Tailings pond spill: What happens to effluent over time – by By Matt Kwong (CBC News British Columbia – August 08, 2014)

 http://www.cbc.ca/news/canada/british-columbia

Toxic slurry from mining operations often buried, revegetated after mines close, experts say after B.C. breach

Tailings — the slurry of water, finely ground rock, ore and chemical byproducts washed away during the mining process — never quite go away. The same goes for the risk of failure for even the best-engineered “tailings impoundment” dams, environmental experts say.

A sobering reminder came in the form of an environmental catastrophe this week in B.C. when the tailings pond overseen by Imperial Metals breached, spilling five million cubic metres of effluent into the Quesnel-Cariboo river system.

Asked by CBC’s Chris Hall how long it might take to eventually restore affected areas to their natural state, Ramsey Hart of MiningWatch Canada gave a grim assessment.

“I don’t think it will ever entirely be cleaned up,” said Hart, who researches mining issues, including waste management, the impacts of mining on aquatic ecosystems, and mining and indigenous rights.

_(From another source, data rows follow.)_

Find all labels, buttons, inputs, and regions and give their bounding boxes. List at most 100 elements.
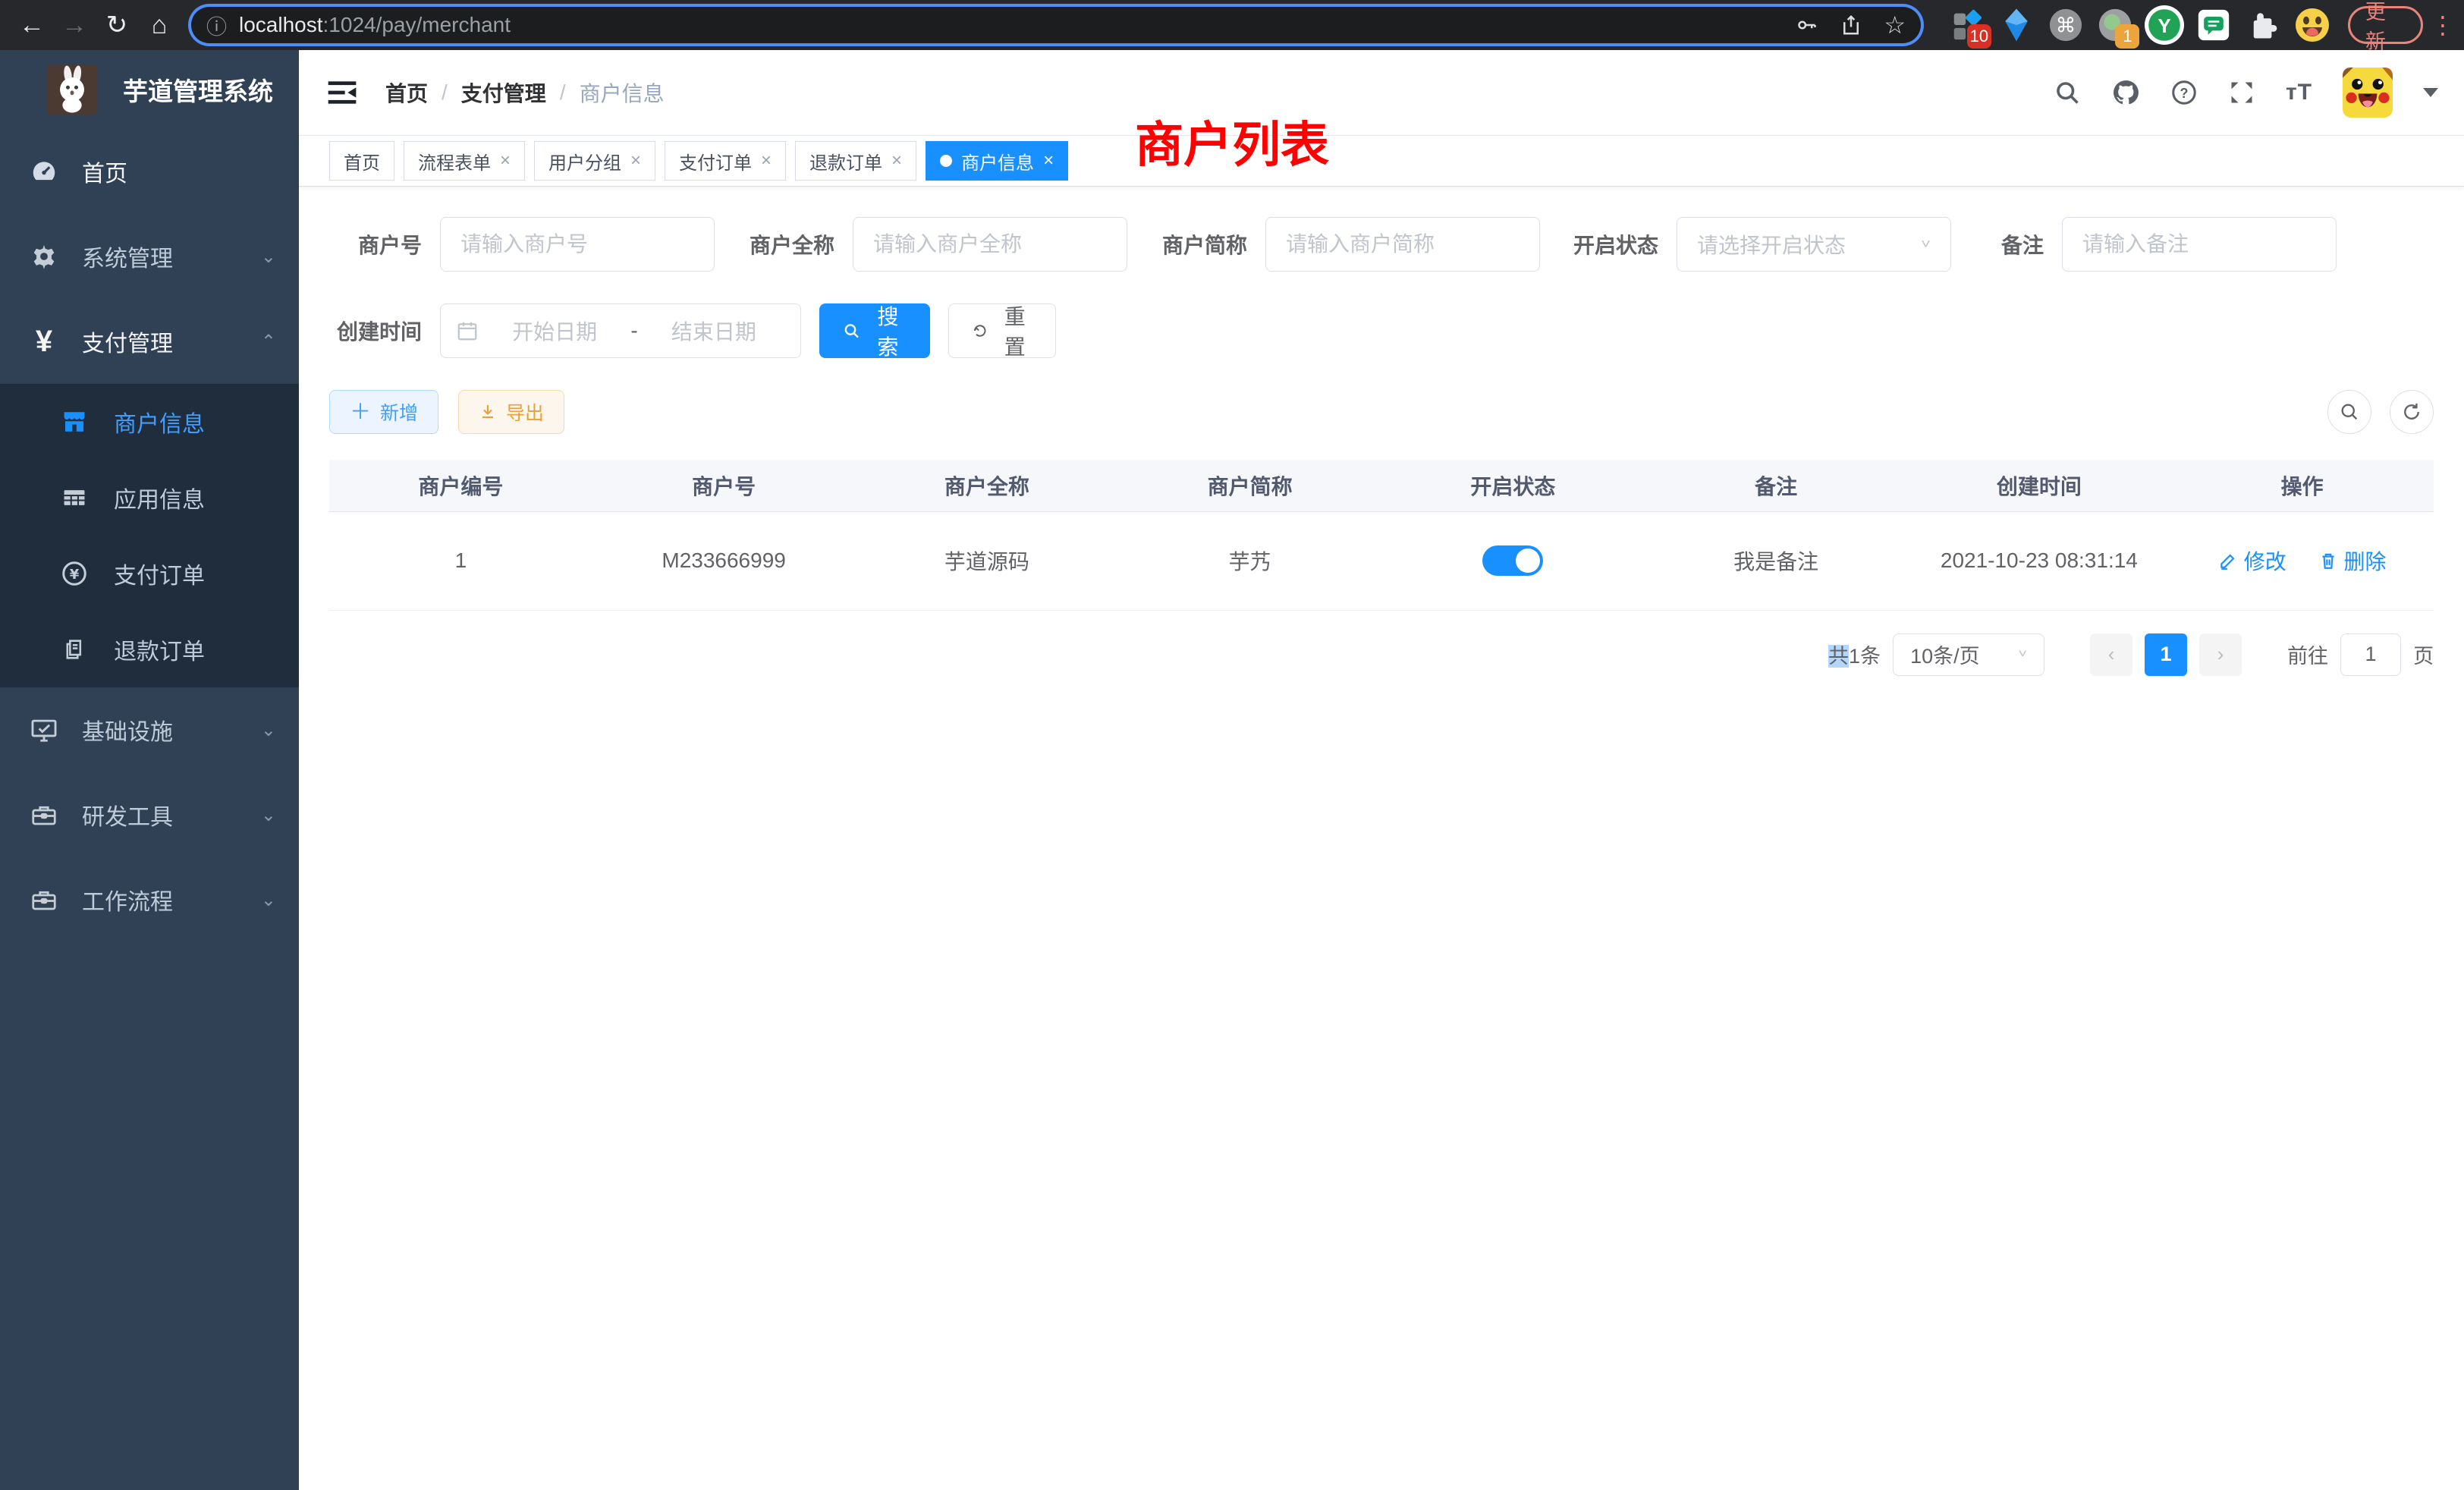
sidebar-item-home[interactable]: 首页: [0, 129, 299, 214]
puzzle-extensions-icon[interactable]: [2242, 3, 2285, 47]
github-icon[interactable]: [2111, 78, 2140, 107]
page-size-select[interactable]: 10条/页 ˅: [1893, 633, 2044, 676]
create-time-range-picker[interactable]: 开始日期 - 结束日期: [440, 303, 801, 358]
browser-update-button[interactable]: 更新: [2348, 6, 2423, 44]
delete-link[interactable]: 删除: [2318, 545, 2387, 576]
password-key-icon[interactable]: [1796, 14, 1818, 36]
browser-home-button[interactable]: ⌂: [138, 4, 181, 46]
sidebar-item-label: 商户信息: [114, 405, 276, 439]
edit-link[interactable]: 修改: [2218, 545, 2286, 576]
col-status: 开启状态: [1381, 460, 1645, 511]
cell-merchant-id: 1: [329, 511, 592, 610]
merchant-table: 商户编号 商户号 商户全称 商户简称 开启状态 备注 创建时间 操作 1 M23…: [329, 460, 2434, 611]
header-search-icon[interactable]: [2054, 79, 2081, 106]
sidebar-item-label: 首页: [82, 155, 276, 188]
dashboard-icon: [27, 155, 61, 188]
font-size-icon[interactable]: ᴛT: [2286, 80, 2312, 105]
next-page-button[interactable]: ›: [2199, 633, 2242, 676]
breadcrumb-payment[interactable]: 支付管理: [461, 77, 546, 108]
browser-menu-icon[interactable]: ⋮: [2431, 11, 2453, 39]
page-number-1[interactable]: 1: [2145, 633, 2187, 676]
emoji-profile-icon[interactable]: [2291, 3, 2334, 47]
sidebar-item-label: 研发工具: [82, 798, 261, 831]
sidebar-item-app-info[interactable]: 应用信息: [0, 460, 299, 536]
bookmark-star-icon[interactable]: ☆: [1884, 11, 1906, 39]
refresh-table-icon[interactable]: [2390, 390, 2434, 434]
tab-close-icon[interactable]: ×: [1043, 150, 1054, 171]
page-content: 商户号 商户全称 商户简称 开启状态 请选择开启状态 ˅ 备注 创建时间: [299, 187, 2464, 1490]
sidebar-item-refund-orders[interactable]: 退款订单: [0, 611, 299, 687]
export-button[interactable]: 导出: [458, 390, 564, 434]
tiles-extension-icon[interactable]: 10: [1945, 3, 1988, 47]
browser-forward-button[interactable]: →: [53, 4, 96, 46]
cell-short-name: 芋艿: [1118, 511, 1381, 610]
tab-close-icon[interactable]: ×: [630, 150, 641, 171]
share-icon[interactable]: [1840, 14, 1862, 36]
browser-toolbar: ← → ↻ ⌂ ⓘ localhost:1024/pay/merchant ☆: [0, 0, 2464, 50]
status-select[interactable]: 请选择开启状态 ˅: [1677, 217, 1951, 272]
fullscreen-icon[interactable]: [2228, 79, 2255, 106]
merchant-no-input[interactable]: [440, 217, 715, 272]
tab-pay-orders[interactable]: 支付订单 ×: [665, 141, 786, 181]
grid-icon: [58, 481, 91, 514]
col-remark: 备注: [1645, 460, 1908, 511]
app-logo-row[interactable]: 芋道管理系统: [0, 50, 299, 129]
chat-extension-icon[interactable]: [2192, 3, 2236, 47]
tab-refund-orders[interactable]: 退款订单 ×: [795, 141, 916, 181]
search-button[interactable]: 搜索: [819, 303, 930, 358]
active-tab-dot: [940, 155, 952, 167]
sidebar-item-workflow[interactable]: 工作流程 ⌄: [0, 857, 299, 942]
short-name-input[interactable]: [1265, 217, 1540, 272]
short-name-label: 商户简称: [1127, 229, 1265, 259]
cell-status: [1381, 511, 1645, 610]
sidebar-item-payment[interactable]: ¥ 支付管理 ⌃: [0, 299, 299, 384]
address-bar[interactable]: ⓘ localhost:1024/pay/merchant ☆: [191, 7, 1921, 43]
monitor-icon: [27, 713, 61, 747]
site-info-icon[interactable]: ⓘ: [206, 11, 227, 40]
create-time-label: 创建时间: [329, 316, 440, 346]
prev-page-button[interactable]: ‹: [2090, 633, 2132, 676]
breadcrumb-merchant-info: 商户信息: [580, 77, 665, 108]
status-toggle[interactable]: [1482, 545, 1543, 576]
navbar: 首页 / 支付管理 / 商户信息: [299, 50, 2464, 135]
chevron-down-icon: ⌄: [261, 889, 276, 911]
tab-merchant-info[interactable]: 商户信息 ×: [926, 141, 1068, 181]
y-logo-extension-icon[interactable]: Y: [2142, 3, 2186, 47]
browser-reload-button[interactable]: ↻: [96, 4, 138, 46]
command-extension-icon[interactable]: ⌘: [2044, 3, 2087, 47]
kite-extension-icon[interactable]: [1994, 3, 2038, 47]
toggle-search-icon[interactable]: [2327, 390, 2371, 434]
breadcrumb-home[interactable]: 首页: [385, 77, 428, 108]
cell-remark: 我是备注: [1645, 511, 1908, 610]
tab-user-group[interactable]: 用户分组 ×: [534, 141, 655, 181]
pay-order-icon: ¥: [58, 557, 91, 590]
sidebar-item-merchant-info[interactable]: 商户信息: [0, 384, 299, 460]
pagination: 共1条 10条/页 ˅ ‹ 1 › 前往 页: [329, 633, 2434, 676]
goto-page-input[interactable]: [2340, 633, 2401, 676]
breadcrumb: 首页 / 支付管理 / 商户信息: [385, 77, 665, 108]
remark-input[interactable]: [2062, 217, 2337, 272]
full-name-input[interactable]: [853, 217, 1127, 272]
chevron-up-icon: ⌃: [261, 331, 276, 353]
sidebar-item-system[interactable]: 系统管理 ⌄: [0, 214, 299, 299]
reset-button[interactable]: 重置: [948, 303, 1056, 358]
status-dot-extension-icon[interactable]: 1: [2093, 3, 2136, 47]
tab-process-form[interactable]: 流程表单 ×: [404, 141, 525, 181]
tab-close-icon[interactable]: ×: [761, 150, 772, 171]
sidebar-item-pay-orders[interactable]: ¥ 支付订单: [0, 536, 299, 611]
tab-home[interactable]: 首页: [329, 141, 394, 181]
status-label: 开启状态: [1540, 229, 1677, 259]
add-button[interactable]: ＋ 新增: [329, 390, 438, 434]
gear-icon: [27, 240, 61, 273]
tab-close-icon[interactable]: ×: [500, 150, 511, 171]
avatar-dropdown-caret[interactable]: [2423, 88, 2438, 97]
help-icon[interactable]: ?: [2170, 79, 2198, 106]
sidebar-item-infrastructure[interactable]: 基础设施 ⌄: [0, 687, 299, 772]
browser-back-button[interactable]: ←: [11, 4, 53, 46]
tab-close-icon[interactable]: ×: [891, 150, 902, 171]
col-actions: 操作: [2170, 460, 2434, 511]
chevron-down-icon: ˅: [1921, 237, 1931, 253]
user-avatar[interactable]: [2343, 68, 2393, 118]
sidebar-item-dev-tools[interactable]: 研发工具 ⌄: [0, 772, 299, 857]
sidebar-collapse-icon[interactable]: [325, 75, 360, 110]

Manmade tailings ponds, or reservoirs that use natural geologic features such as valleys or lakes to contain the mine waste, store the tailings solids in water to prevent their exposure to oxygen.

In the mining industry, this is called “capping” and is meant to reduce the risk of a toxic outflow known as acid mine drainage, says Bill Donahue, director of policy and science with the Alberta-based environmental non-profit Water Matters.

Keep tailings away from oxygen

As long as the mine waste is capped or submerged in a tailings pond, he said, “all the sediments full of waste rock and heavy metals don’t get a lot of oxygen,” which in turn reduces acid production.

“Tailings ponds are not considered a stopgap; they’re considered a solution, I would say. And not really reasonably so,” Donahue said from Edmonton.

“Even just using a tailings pond presumes the dam is not going to fail. As a risk management solution, it’s certainly a risky one.”